The Federal Circuit Doubles Down On "In Commerce” Requirement For Obtaining Trademarks and Service Marks

Earlier this month the Court of Appeals for the Federal Circuit – a federal appeals court that specializes in intellectual property matters – held that a “use-based” trademark must be canceled if the trademark owner did not consummate a sale of the goods or services associated with the mark prior to applying for the mark.  Rather, if the applicant is not already selling goods or services associated with the mark it seeks, the applicant must file an “intent-to-use” application.  Like the name suggests, an “intent-to-use” application requires only that the applicant “intend” to use the mark in the future.  This distinction may seem like (and is) common sense.  But the Court’s ruling – that the consequence of filing the wrong application is losing your trademark – is significant.


In the case at issue, Couture v. Playdom, Inc., a gentleman named David Couture filed a use-based application to register the service mark PLAYDOM in connection with television and movie production services (a service mark is analogous to a trademark, only it is used to mark services instead of goods).  At the time Mr. Couture filed for the mark, his only use of PLAYDOM was his operation of a website hosted at  The website included a single page on which Mr. Couture advertised his production services and encouraged prospective clients to engage him.


Approximately one year later, Playdom, Inc. filed an application to register the identical PLAYDOM mark.  In conjunction with its application, Playdom, Inc. argued that Mr. Couture’s PLAYDOM mark should be canceled because Mr. Couture had not actually sold his production services to any clients at the time he filed for his service mark.  This, according to Playdom, Inc., rendered Mr. Couture’s PLAYDOM mark void because use-based applications for service marks must be denied if the services associated with the mark are not actually being sold at the time the application is filed.


The Federal Circuit agreed with Playdom, Inc.’s argument.  In its decision affirming the cancelation of Mr. Couture’s mark, the Court emphasized that use-based applications for trademarks and service marks should only be granted if the mark is actually being “used in commerce” at the time the application is filed.  Under the law, “used in commerce” means “the bona fide use of a mark in the ordinary course of trade, and not made merely to reserve a right in a mark.”  The Court held that preparations to use a mark, such as advertising on a web site, do not constitute “use in commerce.”
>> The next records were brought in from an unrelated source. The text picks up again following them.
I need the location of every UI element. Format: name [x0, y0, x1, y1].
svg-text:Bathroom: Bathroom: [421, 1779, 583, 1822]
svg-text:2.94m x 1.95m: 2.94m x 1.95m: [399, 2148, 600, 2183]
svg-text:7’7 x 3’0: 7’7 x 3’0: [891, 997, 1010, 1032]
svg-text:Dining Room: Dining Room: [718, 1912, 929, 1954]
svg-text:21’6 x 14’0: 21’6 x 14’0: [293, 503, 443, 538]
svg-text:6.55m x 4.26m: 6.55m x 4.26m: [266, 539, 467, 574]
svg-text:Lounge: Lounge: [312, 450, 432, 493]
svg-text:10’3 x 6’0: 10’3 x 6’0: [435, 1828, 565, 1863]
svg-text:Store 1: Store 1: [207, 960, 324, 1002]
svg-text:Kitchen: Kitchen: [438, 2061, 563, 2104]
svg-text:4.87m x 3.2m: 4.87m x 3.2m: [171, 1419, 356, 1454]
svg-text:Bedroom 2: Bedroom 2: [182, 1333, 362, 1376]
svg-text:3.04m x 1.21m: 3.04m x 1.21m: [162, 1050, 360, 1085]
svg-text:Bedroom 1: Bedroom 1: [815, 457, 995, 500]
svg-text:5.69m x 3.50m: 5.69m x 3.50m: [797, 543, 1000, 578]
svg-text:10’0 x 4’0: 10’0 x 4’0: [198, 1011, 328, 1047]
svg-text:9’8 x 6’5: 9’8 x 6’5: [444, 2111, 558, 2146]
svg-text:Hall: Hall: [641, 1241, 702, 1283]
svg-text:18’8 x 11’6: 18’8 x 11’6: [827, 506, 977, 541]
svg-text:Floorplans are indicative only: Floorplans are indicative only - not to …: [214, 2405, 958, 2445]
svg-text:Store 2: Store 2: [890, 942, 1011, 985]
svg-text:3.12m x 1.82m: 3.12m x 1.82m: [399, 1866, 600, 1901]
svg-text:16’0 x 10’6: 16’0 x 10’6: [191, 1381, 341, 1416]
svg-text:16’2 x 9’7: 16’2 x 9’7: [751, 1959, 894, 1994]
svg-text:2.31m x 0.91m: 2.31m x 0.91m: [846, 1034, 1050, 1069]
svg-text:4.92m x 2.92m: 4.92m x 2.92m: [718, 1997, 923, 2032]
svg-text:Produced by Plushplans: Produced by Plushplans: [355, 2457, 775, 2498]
The Couture v. Playdom, Inc. decision is an important reminder to trademark applicants that failure follow rules can have disastrous consequences.  Mr. Couture could have filed an “intent-to-use” application or waited to apply for his service mark until he was actually selling his services to clients.  Instead, Mr. Couture filed the wrong type of application, did not comply with the legal requirements, and lost his rights in the PLAYDOM mark.


Like with many things in life, when filing applications for intellectual property rights it is important to look before you leap and to know at what you are looking.